Walker’s school, Principia College, has consistently participated in this race, and this involvement prompted Walker to choose that college.
“It’s a major draw that brought me to the college because I like computers and math and science and things like that,” Walker said. “I was like, ‘That’d be a good reason to come to this school, to be involved in that.’ So, I got involved. I started working really hard, and they picked me to go on the race.”
The competition is open to colleges and students from all around the world. Teams must design and build a solar-powered vehicle within the requirements set by the ASC with the hopes of making the 1,700 mile cross-country journey. 
Not just any team with a functioning solar car can enter the challenge. Each one must have submitted blueprints as well as construction information to be considered. 
To reduce weight, previous Principia cars had three wheels. However, this year’s design, Ra9, had four.
“What we’re doing is designing our car to meet future regulations for future races,” Walker said. “We want to go to Australia next year, and they’re going to require a four-wheel vehicle. Instead of designing a new one next year and rebuilding it, we decided to build a four-wheel car that could handle this race and the next races. Instead of specializing in one arena, we just built a general car that met regulations for everything, so we don’t have to redo it.”
If all design standards are met, cars were sent to the Formula Sun Grand Prix (FSGP) to be tested and scrutinized. Each car had to complete either 60 laps in one day or 90 laps over two days with different drivers to ensure the vehicle was suitable for the journey.
The teams who completed the race started their journey in Austin, Texas, and eventually made their way up to Minneapolis, Minnesota. 
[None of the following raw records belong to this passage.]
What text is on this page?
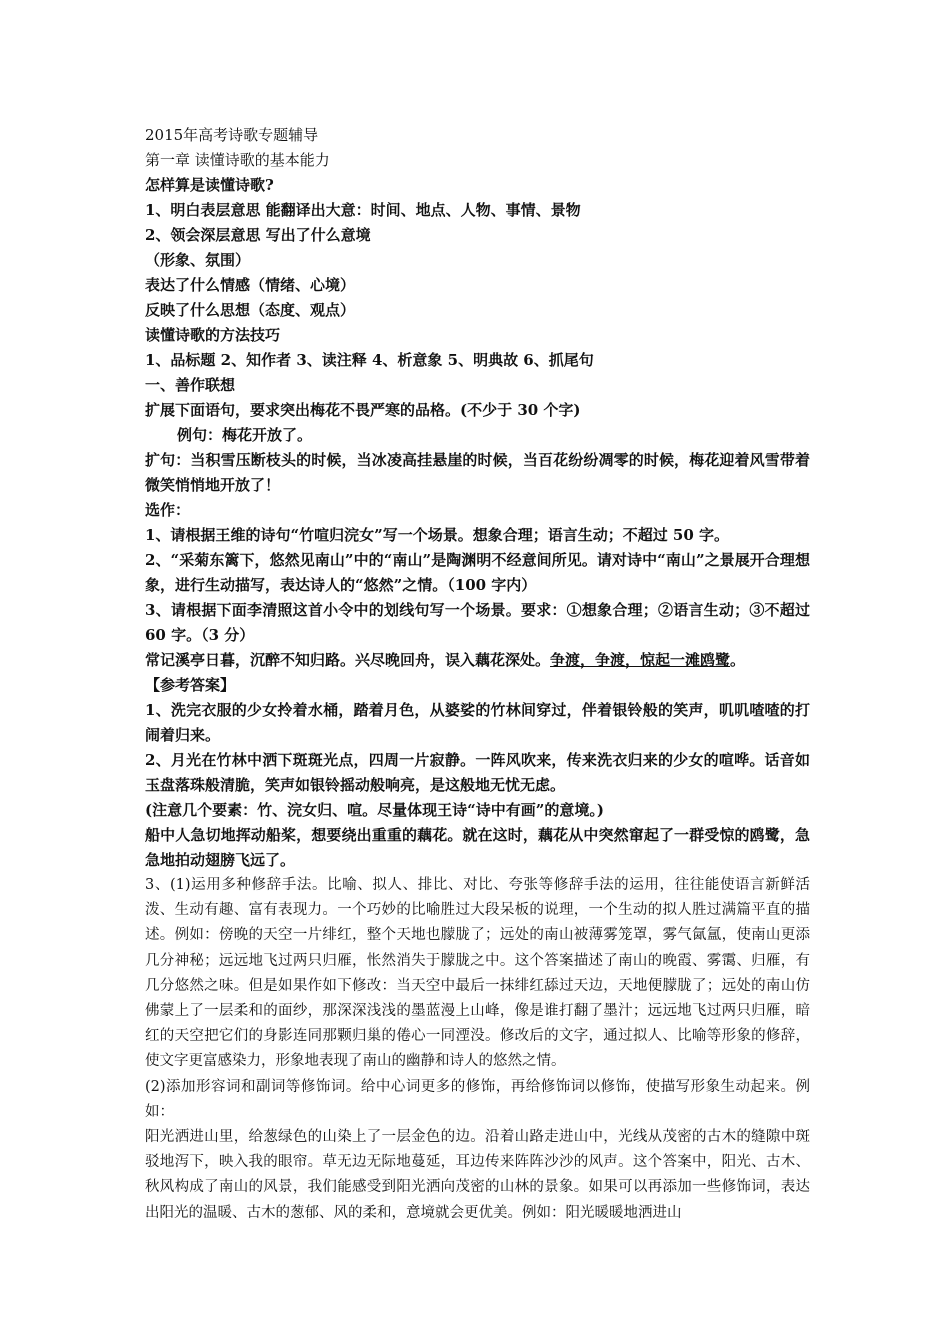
2015年高考诗歌专题辅导
第一章 读懂诗歌的基本能力
怎样算是读懂诗歌?
1、明白表层意思 能翻译出大意：时间、地点、人物、事情、景物
2、领会深层意思 写出了什么意境
（形象、氛围）
表达了什么情感（情绪、心境）
反映了什么思想（态度、观点）
读懂诗歌的方法技巧
1、品标题 2、知作者 3、读注释 4、析意象 5、明典故 6、抓尾句
一、善作联想
扩展下面语句，要求突出梅花不畏严寒的品格。(不少于 30 个字)
例句：梅花开放了。
扩句：当积雪压断枝头的时候，当冰凌高挂悬崖的时候，当百花纷纷凋零的时候，梅花迎着风雪带着微笑悄悄地开放了！
选作：
1、请根据王维的诗句“竹喧归浣女”写一个场景。想象合理；语言生动；不超过 50 字。
2、“采菊东篱下，悠然见南山”中的“南山”是陶渊明不经意间所见。请对诗中“南山”之景展开合理想象，进行生动描写，表达诗人的“悠然”之情。（100 字内）
3、请根据下面李清照这首小令中的划线句写一个场景。要求：①想象合理；②语言生动；③不超过 60 字。（3 分）
常记溪亭日暮，沉醉不知归路。兴尽晚回舟，误入藕花深处。争渡，争渡，惊起一滩鸥鹭。
【参考答案】
1、洗完衣服的少女拎着水桶，踏着月色，从婆娑的竹林间穿过，伴着银铃般的笑声，叽叽喳喳的打闹着归来。
2、月光在竹林中洒下斑斑光点，四周一片寂静。一阵风吹来，传来洗衣归来的少女的喧哗。话音如玉盘落珠般清脆，笑声如银铃摇动般响亮，是这般地无忧无虑。
(注意几个要素：竹、浣女归、喧。尽量体现王诗“诗中有画”的意境。)
船中人急切地挥动船桨，想要绕出重重的藕花。就在这时，藕花从中突然窜起了一群受惊的鸥鹭，急急地拍动翅膀飞远了。
3、(1)运用多种修辞手法。比喻、拟人、排比、对比、夸张等修辞手法的运用，往往能使语言新鲜活泼、生动有趣、富有表现力。一个巧妙的比喻胜过大段呆板的说理，一个生动的拟人胜过满篇平直的描述。例如：傍晚的天空一片绯红，整个天地也朦胧了；远处的南山被薄雾笼罩，雾气氤氲，使南山更添几分神秘；远远地飞过两只归雁，怅然消失于朦胧之中。这个答案描述了南山的晚霞、雾霭、归雁，有几分悠然之味。但是如果作如下修改：当天空中最后一抹绯红舔过天边，天地便朦胧了；远处的南山仿佛蒙上了一层柔和的面纱，那深深浅浅的墨蓝漫上山峰，像是谁打翻了墨汁；远远地飞过两只归雁，暗红的天空把它们的身影连同那颗归巢的倦心一同湮没。修改后的文字，通过拟人、比喻等形象的修辞，使文字更富感染力，形象地表现了南山的幽静和诗人的悠然之情。
(2)添加形容词和副词等修饰词。给中心词更多的修饰，再给修饰词以修饰，使描写形象生动起来。例如：
阳光洒进山里，给葱绿色的山染上了一层金色的边。沿着山路走进山中，光线从茂密的古木的缝隙中斑驳地泻下，映入我的眼帘。草无边无际地蔓延，耳边传来阵阵沙沙的风声。这个答案中，阳光、古木、秋风构成了南山的风景，我们能感受到阳光洒向茂密的山林的景象。如果可以再添加一些修饰词，表达出阳光的温暖、古木的葱郁、风的柔和，意境就会更优美。例如：阳光暖暖地洒进山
A KC energy and infrastructure company, Black and Veatch, hosted the participants for one night on the eight-day road trip. The race commenced on July 21 and came to Overland Park, Kansas, on July 24. Each night had a checkpoint in various states along the route.
Teams faced difficulties along the way such as conserving energy on cloudy and rainy days, breakdowns and simple fatigue. 
One car stored in the bay next to Principia’s car caught on fire early in the qualifying stage of the race, causing the sprinklers to go off and flooding the Ra9.
“We had to rip out everything in the car and rebuild it in one day and get back on the track and qualify,” Walker said. “In order to do that, we had to split [our qualifying laps] over two days. We didn’t even get the number of laps, but they made an exception because we were able to show it’s road-worthy even after ripping it apart after water damage.”
The winner was determined by which team had the shortest elapsed time. So even if a team got to the finish line first, another team who completed it with an overall faster time would win.
With the 23 colleges registered and nine teams qualifying to race, Walker came in fifth.
As of June 24, Walker said the highlight of the race was recovering from the fire incident.
“All these teams pitched in to help us get back on our feet, and that’s what this is about,” he said. “It’s about camaraderie. Winning is cool and all, but there are certain teams that are going to do better than others. So, winning isn’t everything. It’s about the learning and the friendship that happens.”